Nevertheless, the railway's operation is secured year after year through the granted subsidies.

At the city council meeting of 31 March 2004 the city of Linz granted the Linzer Lokalbahn AG a subsidy of €290,690 per year for 2004–2006 to maintain operations, plus €1,125,000 per year for 2004–2007 for the purchase of six additional multiple units, and a further €109,310 in 2004 as advance financing for the vehicles. In the same meeting the city agreed to pass on the expected state grant of €545,000 per year for 2007 and 2008.

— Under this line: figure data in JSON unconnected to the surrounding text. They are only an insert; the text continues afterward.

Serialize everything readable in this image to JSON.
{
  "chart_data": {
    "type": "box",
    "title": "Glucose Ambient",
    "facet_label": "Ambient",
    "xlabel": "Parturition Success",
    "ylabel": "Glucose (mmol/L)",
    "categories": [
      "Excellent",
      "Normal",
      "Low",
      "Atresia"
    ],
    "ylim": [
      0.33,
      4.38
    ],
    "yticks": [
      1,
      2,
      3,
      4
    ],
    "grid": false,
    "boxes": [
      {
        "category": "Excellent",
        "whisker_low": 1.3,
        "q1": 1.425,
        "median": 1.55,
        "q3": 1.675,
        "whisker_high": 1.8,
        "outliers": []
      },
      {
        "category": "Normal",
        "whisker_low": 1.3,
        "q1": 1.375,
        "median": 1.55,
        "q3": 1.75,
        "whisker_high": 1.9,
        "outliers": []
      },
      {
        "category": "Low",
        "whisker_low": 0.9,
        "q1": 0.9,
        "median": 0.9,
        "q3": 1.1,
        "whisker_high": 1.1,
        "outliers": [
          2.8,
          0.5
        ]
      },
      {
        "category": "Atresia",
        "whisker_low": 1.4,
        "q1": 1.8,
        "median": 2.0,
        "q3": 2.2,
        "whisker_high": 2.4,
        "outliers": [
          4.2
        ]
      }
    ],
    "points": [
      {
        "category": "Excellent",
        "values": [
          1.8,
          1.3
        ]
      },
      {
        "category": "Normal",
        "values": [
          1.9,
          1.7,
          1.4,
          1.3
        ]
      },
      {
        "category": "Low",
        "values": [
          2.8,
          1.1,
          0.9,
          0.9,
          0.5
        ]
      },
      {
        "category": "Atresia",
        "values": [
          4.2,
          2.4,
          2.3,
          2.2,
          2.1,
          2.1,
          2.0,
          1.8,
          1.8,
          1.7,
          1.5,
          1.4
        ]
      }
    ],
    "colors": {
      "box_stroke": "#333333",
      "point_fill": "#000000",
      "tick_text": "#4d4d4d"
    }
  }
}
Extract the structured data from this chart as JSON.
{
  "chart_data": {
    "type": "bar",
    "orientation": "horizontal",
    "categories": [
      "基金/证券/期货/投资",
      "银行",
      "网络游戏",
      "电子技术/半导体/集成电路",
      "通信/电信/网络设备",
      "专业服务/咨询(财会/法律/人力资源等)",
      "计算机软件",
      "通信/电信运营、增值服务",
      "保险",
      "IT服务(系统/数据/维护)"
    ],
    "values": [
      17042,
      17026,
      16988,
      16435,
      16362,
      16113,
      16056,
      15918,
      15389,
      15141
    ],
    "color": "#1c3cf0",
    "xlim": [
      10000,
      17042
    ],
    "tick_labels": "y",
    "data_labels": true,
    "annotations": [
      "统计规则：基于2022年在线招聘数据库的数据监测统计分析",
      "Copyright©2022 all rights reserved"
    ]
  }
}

Passengers carried (1978–2005)

== Passenger number development ==
In 1978 the Linzer Lokalbahn still carried just over 1.6 million passengers on the Linz–Eferding–Waizenkirchen route; in the following decade the figure fell steadily to less than half, mainly due to an ageing fleet and unattractive journey times. Only the introduction of more comfortable ex-Köln-Bonner Eisenbahnen units in 1987 and the resulting shorter journey times reversed the decline. It took another twelve years until passenger numbers in 1998 approached the earlier levels again. Around the turn of the millennium the figure stabilised at 1.6 million passengers per year. Numbers then rose again, and in 2016 the two-million mark was exceeded.

== Bibliography ==
- Karl Zwirchmayr: 75 Jahre Linzer Lokalbahn, Linzer Lokalbahn AG, 1987.
- Helmut Weis: Die Unternehmung Stern & Hafferl II. Bahn im Bild, Band 26, 1982.
- Ludger Kenning: Eisenbahnhandbuch Österreich. Verlag Kenning, Nordhorn 1992, ISBN 3-927587-08-7, pp. 77–78.
- Helmut Marchetti: Stern & Hafferl – Visionen mit Tradition. GEG Werbung, Gmunden 2003, ISBN 3-9501763-0-6.
- Andreas Christopher, Gunter Mackinger, Peter Wegenstein: Privatbahnen in Österreich. Motorbuch Verlag, 1997, ISBN 3-613-71052-8.